Narrative Therapy is non-blaming, respectful and sees people as experts in their own lives. A narrative therapy conversation is influential in working with the person to move away from the often repeated list of difficulties and concerns to consider other ways of viewing what’s happening in their lives.
Bringing descriptions to the fore
In narrative therapy we ask a person how descriptions of them effect their lives and whether those effects fit in with what is important to them. The conversation is externalised, this means the description is separate from the person. So questions might be “How does ADHD work in your life? ”; “How would you describe this ADHD? ”; “Do you have a name for this ADHD? ”; “Are there times when ADHD isn’t around? ”. These conversations create a space between a person and a description so that the person can consider their relationship with that description rather than become that description- a change from being anxious to anxiety being around in your life.

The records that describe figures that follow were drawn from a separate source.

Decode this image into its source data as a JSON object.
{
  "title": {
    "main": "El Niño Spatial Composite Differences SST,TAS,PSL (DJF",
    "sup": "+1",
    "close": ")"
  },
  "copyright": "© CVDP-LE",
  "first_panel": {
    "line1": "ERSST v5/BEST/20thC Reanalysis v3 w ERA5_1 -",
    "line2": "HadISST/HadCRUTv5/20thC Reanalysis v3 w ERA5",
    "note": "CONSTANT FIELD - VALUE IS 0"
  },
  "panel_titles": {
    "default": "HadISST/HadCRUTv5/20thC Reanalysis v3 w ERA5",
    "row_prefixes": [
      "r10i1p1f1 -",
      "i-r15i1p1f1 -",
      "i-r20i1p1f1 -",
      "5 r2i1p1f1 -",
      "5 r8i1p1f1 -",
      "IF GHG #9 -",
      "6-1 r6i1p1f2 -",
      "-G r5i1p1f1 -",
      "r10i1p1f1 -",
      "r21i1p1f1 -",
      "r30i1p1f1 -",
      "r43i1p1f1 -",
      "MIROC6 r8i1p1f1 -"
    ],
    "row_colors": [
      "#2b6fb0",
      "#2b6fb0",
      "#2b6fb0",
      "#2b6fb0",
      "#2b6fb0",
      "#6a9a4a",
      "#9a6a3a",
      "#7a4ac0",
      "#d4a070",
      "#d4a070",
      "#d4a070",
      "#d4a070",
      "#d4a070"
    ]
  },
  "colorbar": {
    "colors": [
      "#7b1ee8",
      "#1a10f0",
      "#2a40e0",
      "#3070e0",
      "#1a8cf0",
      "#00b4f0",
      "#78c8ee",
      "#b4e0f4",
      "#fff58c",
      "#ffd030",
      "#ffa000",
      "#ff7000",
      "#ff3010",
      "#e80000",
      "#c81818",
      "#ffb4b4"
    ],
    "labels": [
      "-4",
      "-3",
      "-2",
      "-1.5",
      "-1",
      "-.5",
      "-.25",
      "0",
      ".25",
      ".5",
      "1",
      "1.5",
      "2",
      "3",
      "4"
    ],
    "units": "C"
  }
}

Narrative therapy conversations work to build rich descriptions of the particular details of each person’s experience. It makes no assumptions about what particular descriptions mean. The only way you can know what grief is like for one person is to ask them about it, but it is to ask in a way that gives them more knowledge and expertise in living their life in a way that fits in with their commitments and principles.
We’re not just one story
Narrative Therapy stands against a totalising story that can take over the way a person is viewed and the way a person sees themselves. Totalising stories can become the only conversation that surrounds a person especially when that story presents the person as a problem. Narrative therapy sees lives as multi storied and talks with people about these other stories in their lives, their preferred stories, the history of these stories, the people who would know about these different stories that have been hidden by the totalising stories.
A key principle of narrative therapy is curiosity, asking questions to which we genuinely don’t know the answer. The direction of the conversation is unknown, it is led by the person not by the therapist and the therapist is checking out how the conversation is going for them and whether there is a different question that might be helpful.